Field Response of Black Turpentine Beetle to Pine Resin Oxidation and Pheromone Displacement

The black turpentine beetle, Dendroctonus terebrans, is an economically important pest of pines in the Southeastern U.S., with a high potential for invasion to other pine-rich regions. Dendroctonus terebrans attraction to an injured host tree lessens over time as the host material degrades. Likewise, kairomonal volatiles emitted from the host change as constituents of the defensive resin oxidize. Therefore we hypothesized that volatiles associated with a fresh host would be more attractive to D. terebrans than those associated with a dead or dying host. We replicated the natural oxidation process of turpentine, fractionated the distilled products to isolate the oxidized products, and deployed the complex mixtures to measure field attraction based on the amount of oxidation performed. Contrasting with previous studies, our results suggest that D. terebrans attraction is not primarily based on host tree degradation. In a second experiment incorporating Dendroctonus pheromones, we demonstrate D. terebrans has a displacement-dependent response to endo-brevicomin, a pheromone associated with the sympatric southern pine beetle, D. frontalis. This has implications not only for possible interspecific signaling, but also for the role of endo-brevicomin in D. terebrans colonization behavior.

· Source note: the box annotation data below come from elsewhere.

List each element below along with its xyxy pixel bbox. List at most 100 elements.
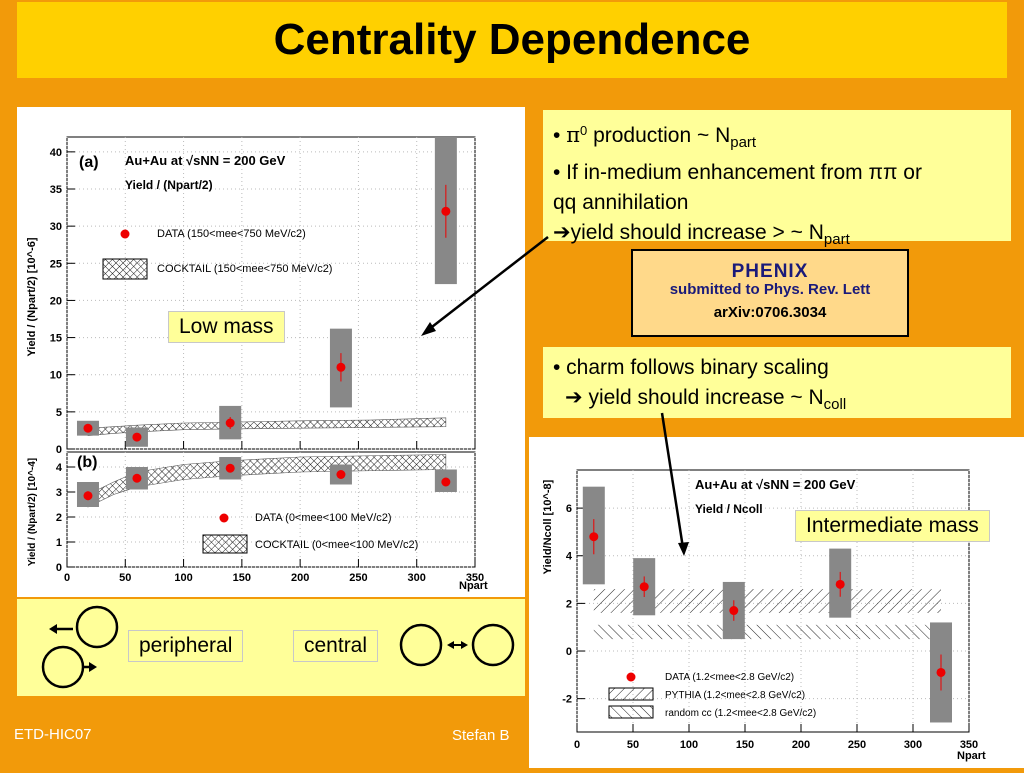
- y-tick-label: -2: [562, 694, 572, 706]
- intermediate-mass-text: Intermediate mass: [806, 514, 979, 537]
- x-tick-label: 0: [64, 572, 70, 584]
- x-tick-label: 0: [574, 739, 580, 751]
- x-tick-label: 350: [466, 572, 484, 584]
- x-tick-label: 100: [174, 572, 192, 584]
- x-axis-label: Npart: [459, 580, 488, 592]
- legend-entry: DATA (1.2<mee<2.8 GeV/c2): [665, 672, 794, 683]
- low-mass-label: Low mass: [168, 311, 285, 343]
- phenix-logo: PHENIX: [731, 261, 809, 282]
- slide-title: Centrality Dependence: [273, 15, 751, 64]
- centrality-illustration: [17, 599, 525, 696]
- phenix-journal: submitted to Phys. Rev. Lett: [669, 281, 871, 298]
- legend-swatch: [608, 687, 654, 701]
- legend-entry: COCKTAIL (150<mee<750 MeV/c2): [157, 263, 332, 275]
- x-axis-label: Npart: [957, 750, 986, 762]
- data-point: [729, 606, 739, 616]
- chart-subheader: Yield / Ncoll: [695, 502, 763, 516]
- y-axis-label: Yield/Ncoll [10^-8]: [542, 479, 554, 574]
- x-tick-label: 100: [680, 739, 698, 751]
- pion-bullets: • π0 production ~ Npart • If in-medium e…: [543, 110, 1011, 248]
- legend-entry: PYTHIA (1.2<mee<2.8 GeV/c2): [665, 690, 805, 701]
- y-tick-label: 20: [50, 295, 62, 307]
- footer-author: Stefan B: [452, 727, 510, 744]
- legend-swatch: [608, 705, 654, 719]
- y-axis-label: Yield / (Npart/2) [10^-4]: [27, 458, 38, 566]
- x-tick-label: 50: [119, 572, 131, 584]
- data-point: [336, 362, 346, 372]
- peripheral-label: peripheral: [128, 630, 244, 662]
- collision-sketch: [41, 605, 515, 689]
- data-point: [441, 477, 451, 487]
- data-point: [441, 206, 451, 216]
- y-tick-label: 4: [56, 462, 63, 474]
- data-point: [936, 667, 946, 677]
- legend-swatch: [102, 258, 148, 280]
- x-tick-label: 200: [792, 739, 810, 751]
- left-plot-panel: 0 5 10 15 20 25 30 35 40 0 1 2 3 4 0 50 100 150 200 250 300 3…: [17, 107, 525, 597]
- data-point: [589, 532, 599, 542]
- y-tick-label: 3: [56, 487, 62, 499]
- data-point: [83, 423, 93, 433]
- data-point: [336, 470, 346, 479]
- y-tick-label: 2: [566, 598, 572, 610]
- charm-bullets: • charm follows binary scaling ➔ yield s…: [543, 347, 1011, 418]
- peripheral-text: peripheral: [139, 634, 233, 657]
- data-point: [83, 491, 93, 501]
- data-point: [132, 473, 142, 483]
- random-cc-band: [593, 624, 941, 640]
- central-label: central: [293, 630, 379, 662]
- x-tick-label: 150: [233, 572, 251, 584]
- x-tick-label: 50: [627, 739, 639, 751]
- right-arrow-icon: ➔: [553, 221, 571, 244]
- y-tick-label: 40: [50, 147, 62, 159]
- x-tick-label: 150: [736, 739, 754, 751]
- nucleus-circle: [471, 623, 515, 667]
- legend-entry: DATA (150<mee<750 MeV/c2): [157, 228, 306, 240]
- chart-header: Au+Au at √sNN = 200 GeV: [125, 153, 286, 168]
- bullet-annihilation: qq annihilation: [553, 191, 689, 214]
- pythia-band: [593, 589, 941, 613]
- data-point: [835, 579, 845, 589]
- right-arrow-icon: ➔: [565, 386, 583, 409]
- data-point: [225, 418, 235, 428]
- chart-header: Au+Au at √sNN = 200 GeV: [695, 477, 856, 492]
- nucleus-circle: [75, 605, 119, 649]
- x-tick-label: 250: [349, 572, 367, 584]
- legend-entry: COCKTAIL (0<mee<100 MeV/c2): [255, 539, 418, 551]
- x-tick-label: 350: [960, 739, 978, 751]
- nucleus-circle: [399, 623, 443, 667]
- y-tick-label: 2: [56, 512, 62, 524]
- legend-entry: DATA (0<mee<100 MeV/c2): [255, 512, 392, 524]
- y-tick-label: 25: [50, 258, 62, 270]
- legend-marker: [120, 229, 130, 239]
- low-mass-text: Low mass: [179, 315, 274, 338]
- legend-swatch: [202, 534, 248, 554]
- y-tick-label: 0: [566, 646, 572, 658]
- title-bar: Centrality Dependence: [17, 2, 1007, 78]
- y-tick-label: 0: [56, 562, 62, 574]
- data-point: [639, 582, 649, 592]
- x-tick-label: 200: [291, 572, 309, 584]
- phenix-arxiv: arXiv:0706.3034: [713, 304, 827, 321]
- bullet-charm-yield: ➔ yield should increase ~ Ncoll: [553, 383, 1001, 420]
- nucleus-circle: [41, 645, 85, 689]
- x-tick-label: 250: [848, 739, 866, 751]
- data-point: [132, 432, 142, 442]
- bullet-yield: ➔yield should increase > ~ Npart: [553, 221, 850, 248]
- data-point: [225, 463, 235, 473]
- footer-conference: ETD-HIC07: [14, 726, 92, 743]
- panel-label-b: (b): [77, 454, 97, 471]
- y-tick-label: 0: [56, 444, 62, 456]
- bullet-pi0: • π0 production ~ Npart: [553, 123, 757, 151]
- legend-marker: [626, 672, 636, 682]
- y-tick-label: 1: [56, 537, 62, 549]
- x-tick-label: 300: [904, 739, 922, 751]
- panel-label-a: (a): [79, 154, 99, 171]
- central-text: central: [304, 634, 368, 657]
- arrow-right-head-icon: [89, 662, 97, 672]
- y-tick-label: 6: [566, 503, 572, 515]
- right-plot-panel: -2 0 2 4 6 0 50 100 150 200 250 300 350 Npart Au+Au at…: [529, 437, 1024, 768]
- legend-marker: [219, 513, 229, 523]
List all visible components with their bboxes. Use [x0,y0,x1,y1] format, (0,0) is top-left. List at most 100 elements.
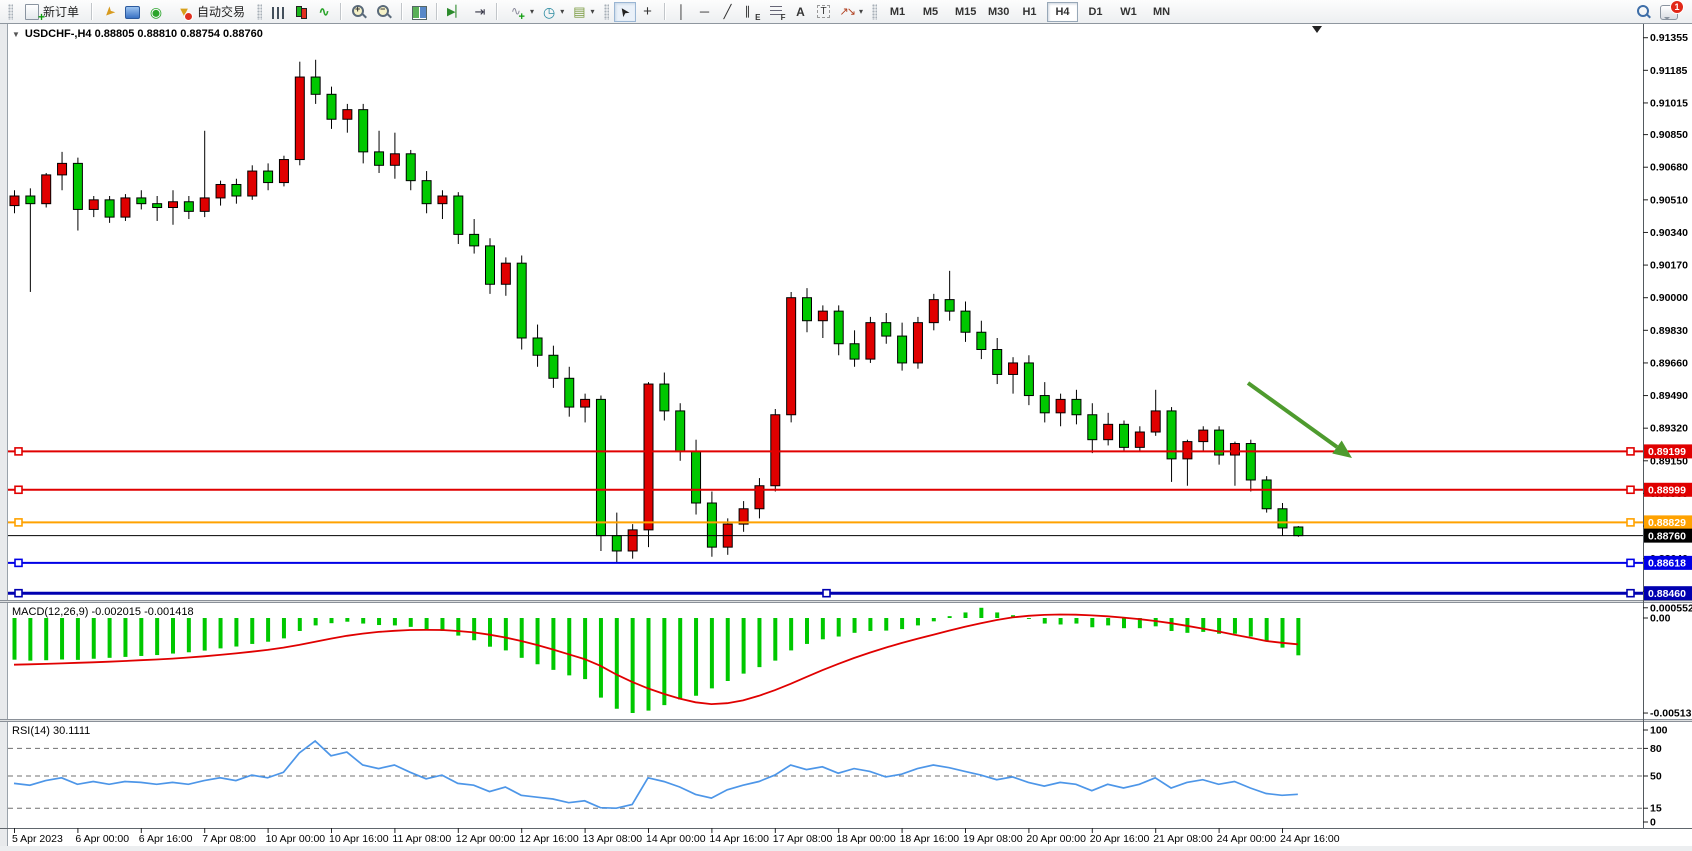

The results from this study broaden the understanding of D. terebrans chemical ecology and directly contribute to the development of an effective lure-based monitoring system that will benefit future research and management efforts. This may become important if the species is established outside its native range, as in the closely related red turpentine beetle, Dendroctonus valens, which caused mass pine tree mortality following its introduction to Asia.

Automated summary

This study found that the black turpentine beetle is more attracted to fresh host trees and has a displacement-dependent response to pheromones associated with the southern pine beetle. These findings contribute to the understanding of the chemical ecology of the black turpentine beetle and have implications for the development of a monitoring system.